石川県西田幾多郎記念哲学館 wikipediaより

日本を代表する哲学者、西田幾多郎の出身地石川県かほく市にある石川県西田幾多郎記念哲学館。西田ゆかりの品を展示しその業績と思想を紹介、さらに哲学とは何かをテーマにした博物館だ。世界的な建築家、安藤忠雄氏の設計によるもので、来館者を哲学的思索へと誘う建築になっている。

最寄り駅はJR七尾線の宇野気駅。地元の人は「うのけ」と「の」にアクセントを置いて発音する。昔は一つ手前の駅で列車が動き出す瞬間、車内アナウンスの「次はうのけー」が「うごけー」に聞こえ、駄洒落(だじゃれ)を言っているようで面白かった。

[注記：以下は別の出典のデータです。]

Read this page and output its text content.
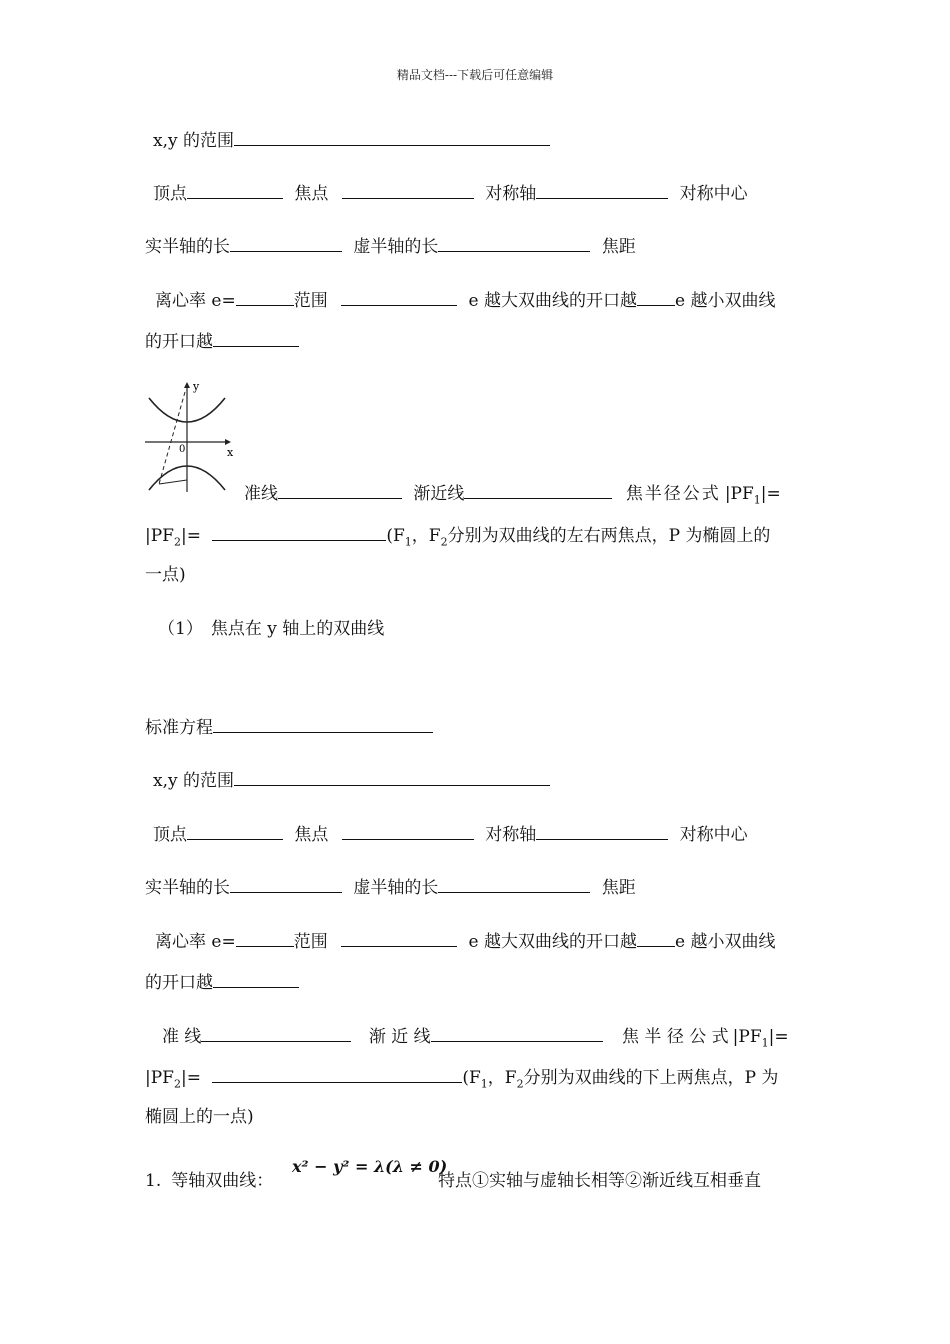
精品文档---下载后可任意编辑
x,y 的范围
顶点	焦点	对称轴	对称中心
实半轴的长	虚半轴的长	焦距
离心率 e=	范围	e 越大双曲线的开口越 e 越小双曲线
的开口越
y
x
0
准线	渐近线	焦半径公式 $|PF_1|=$
$|PF_2|=$	($F_1$，$F_2$分别为双曲线的左右两焦点，P 为椭圆上的
一点)
（1） 焦点在 y 轴上的双曲线
标准方程
x,y 的范围
顶点	焦点	对称轴	对称中心
实半轴的长	虚半轴的长	焦距
离心率 e=	范围	e 越大双曲线的开口越 e 越小双曲线
的开口越
准 线	渐 近 线	焦 半 径 公 式 $|PF_1|=$
$|PF_2|=$	($F_1$，$F_2$分别为双曲线的下上两焦点，P 为
椭圆上的一点)
1. 等轴双曲线：
x² − y² = λ(λ ≠ 0)
特点①实轴与虚轴长相等②渐近线互相垂直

ところが先日、哲学館を訪ねるため七尾線の新型車両に乗ると、車内アナウンスが「うのけ」の「け」にアクセントを置いていたので違和感を覚えた。

駄洒落の面白さがなくなってしまったことはともかく、明らかにネイティブのアクセントと違っているのはどうかと思う。

原因は、AI(人工知能)を使った音声にあるのだろう。方言にはそれぞれ独特のアクセントがある。これで地元の人々のアクセントが変わるとは思わないが、風土と歴史が生んだ人々の息遣いは大切にしたい。

哲学館の展示では、晩年の西田と第四高等中学校時代からの友人、仏教学者の鈴木大拙や倫理学者の山本良吉との対談のレコード盤を聞くことができる。同郷の友と金沢アクセントで普遍的なテーマについて語っているのが面白い。しっかりした個なくして普遍は語れない。